In March 2011, the Attorney General secured the conviction of
Robert Blum, owner of Markham-based Castle Construction Corp.,
for fraudulently obtaining more than $18 million in construction
contracts with the Chicago Transit Authority (CTA) and the
Public Building Commission, which were awarded in part based on
the requirement that Blum employ minority-owned subcontractors.
The Attorney General’s work to fight corruption has extended
beyond her Public Integrity Bureau. During her tenure, Madigan’s
office has investigated and prosecuted fraud against government
programs, including child care, in-home care, unemployment
insurance and student loan programs, Medicaid and state grant
funding. The Attorney General took legal action to revoke the
Emerald Casino license over deep concerns of corruption, and
acted to deny taxpayer-funded pension benefits to convicted
former Governors George Ryan and Rod Blagojevich.

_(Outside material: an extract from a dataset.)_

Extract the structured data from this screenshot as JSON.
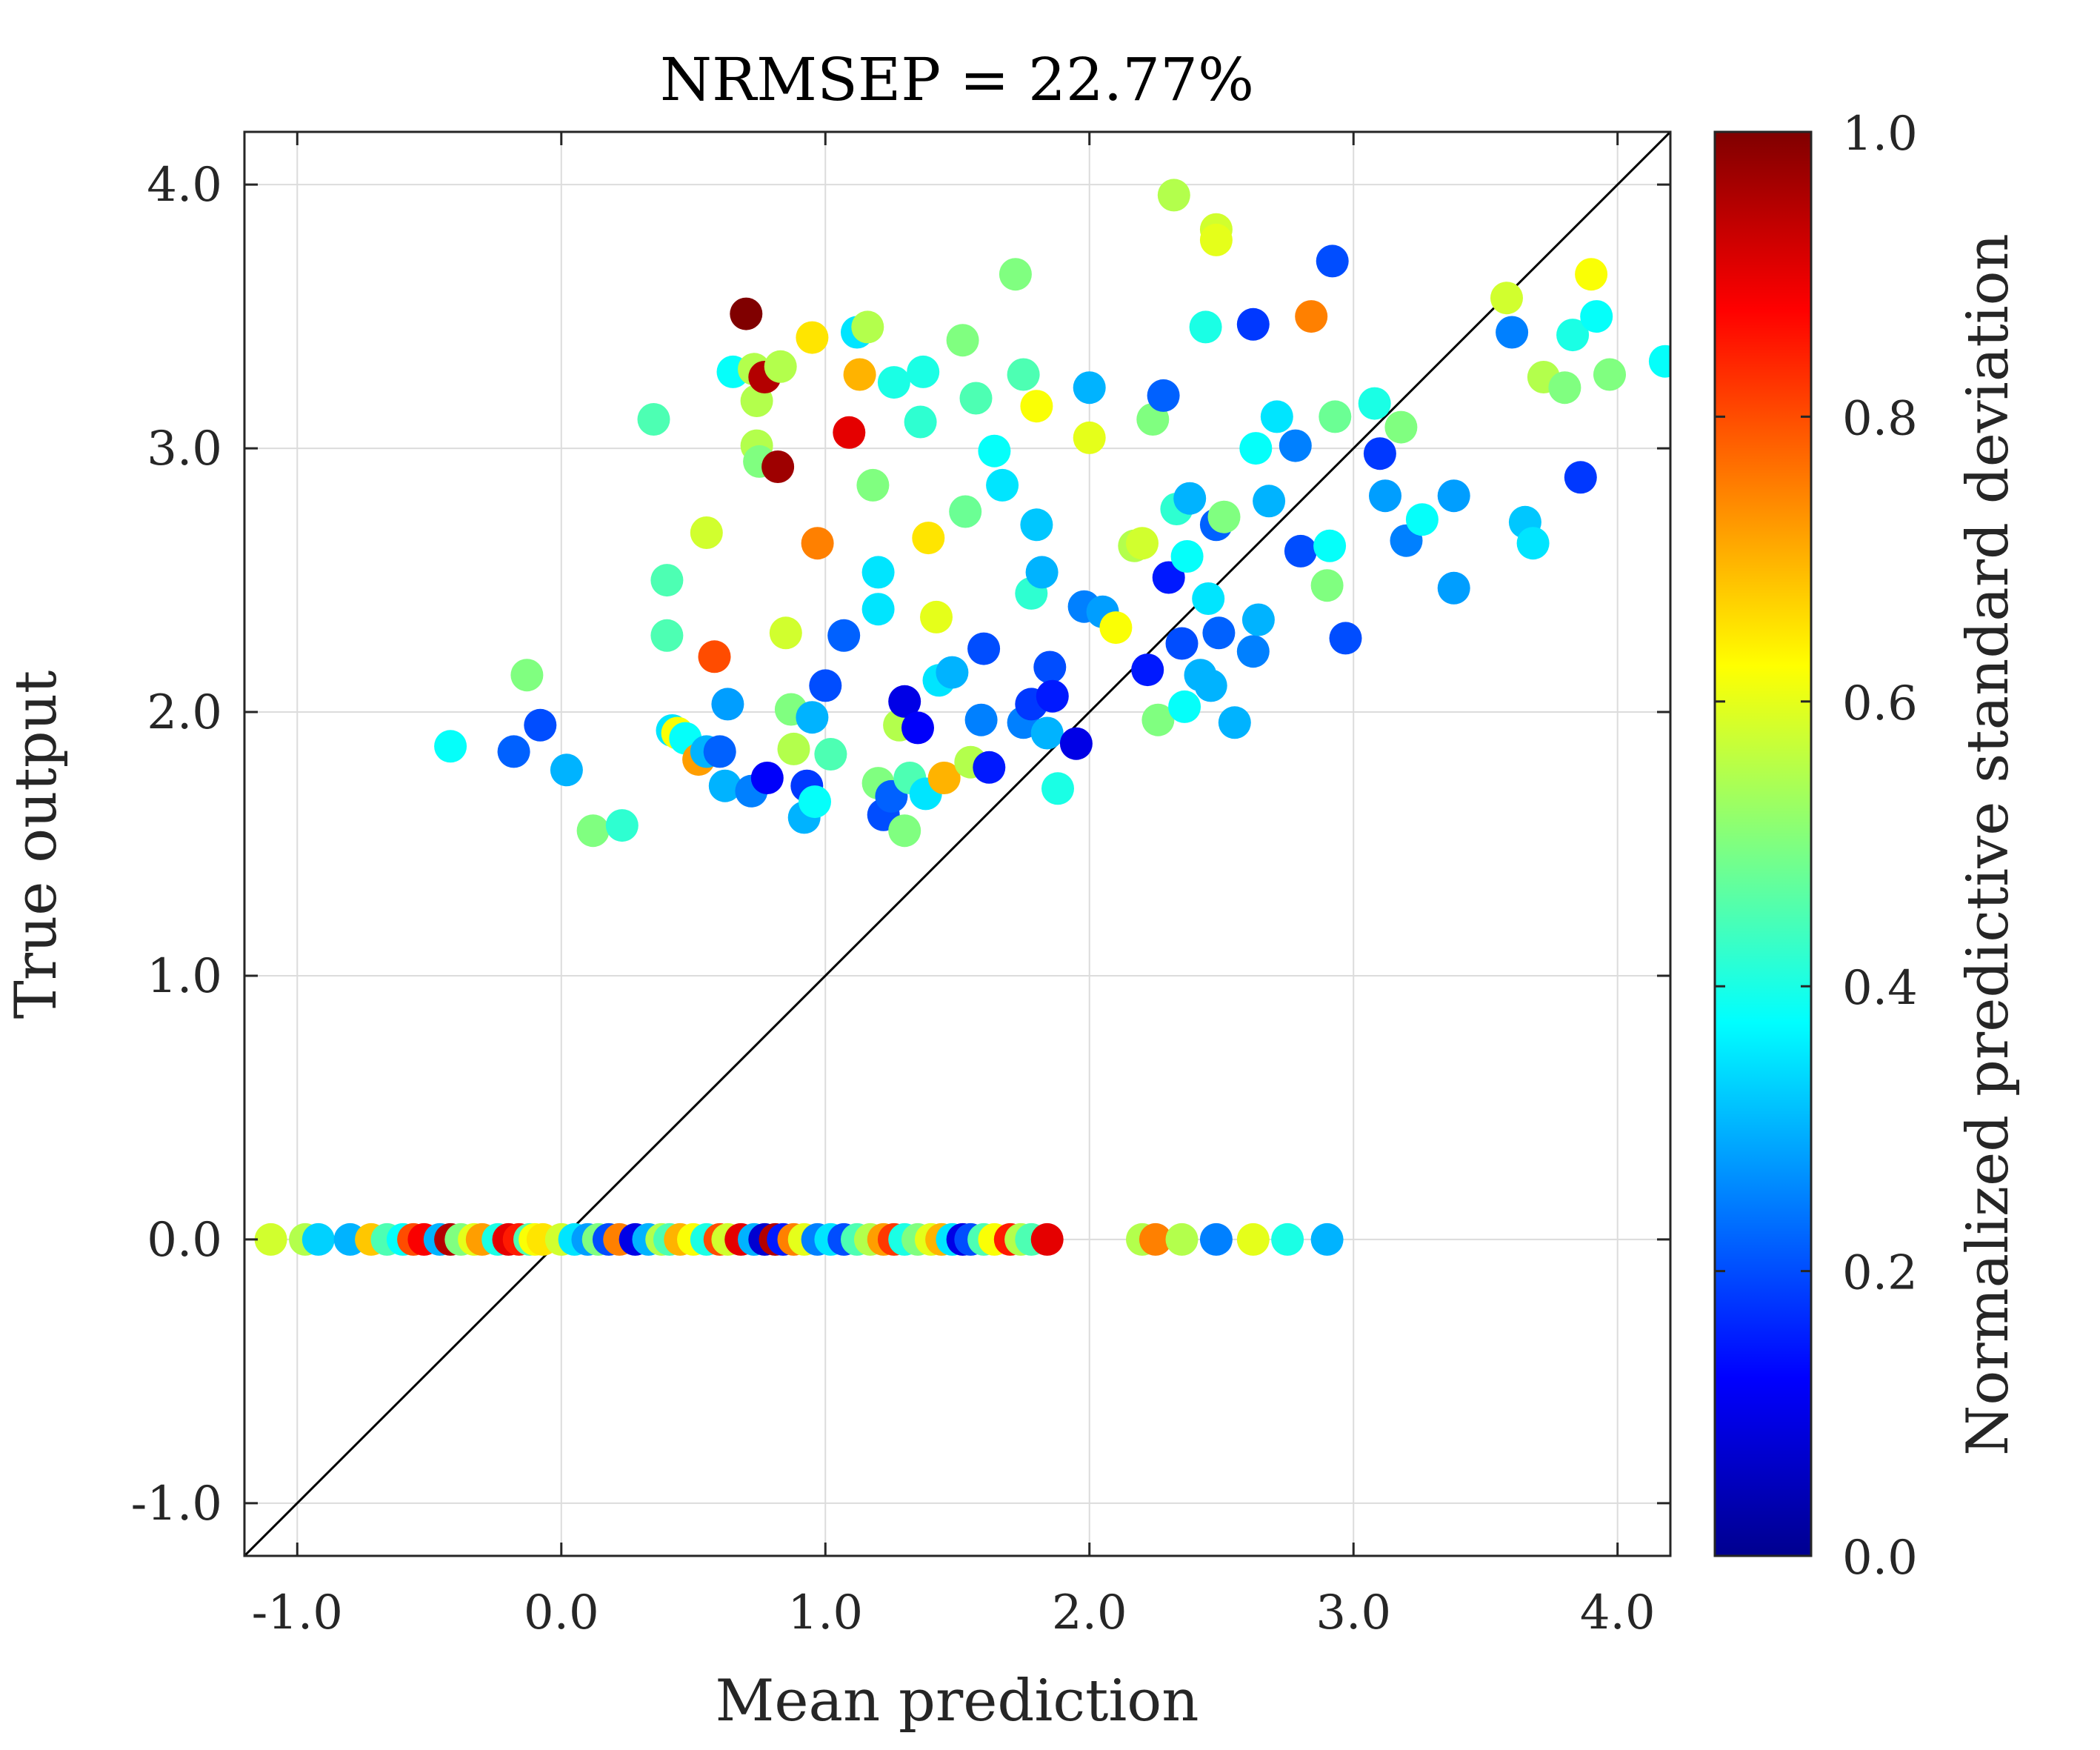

Madigan also created the new position of Public Access Counselor
in her office to serve as a watchdog to public bodies that
refuse access to public records. The Public Access Counselor
reviews and resolves thousands of public record disputes each
year, working to reverse Illinois’ long legacy of a lack of
government transparency. Her office has continued this work in
the state legislature by helping to draft the State Employees
and Officials Ethics Act, tightening revolving door prohibitions
on state employees and requiring greater public disclosure of
Inspector General investigative reports.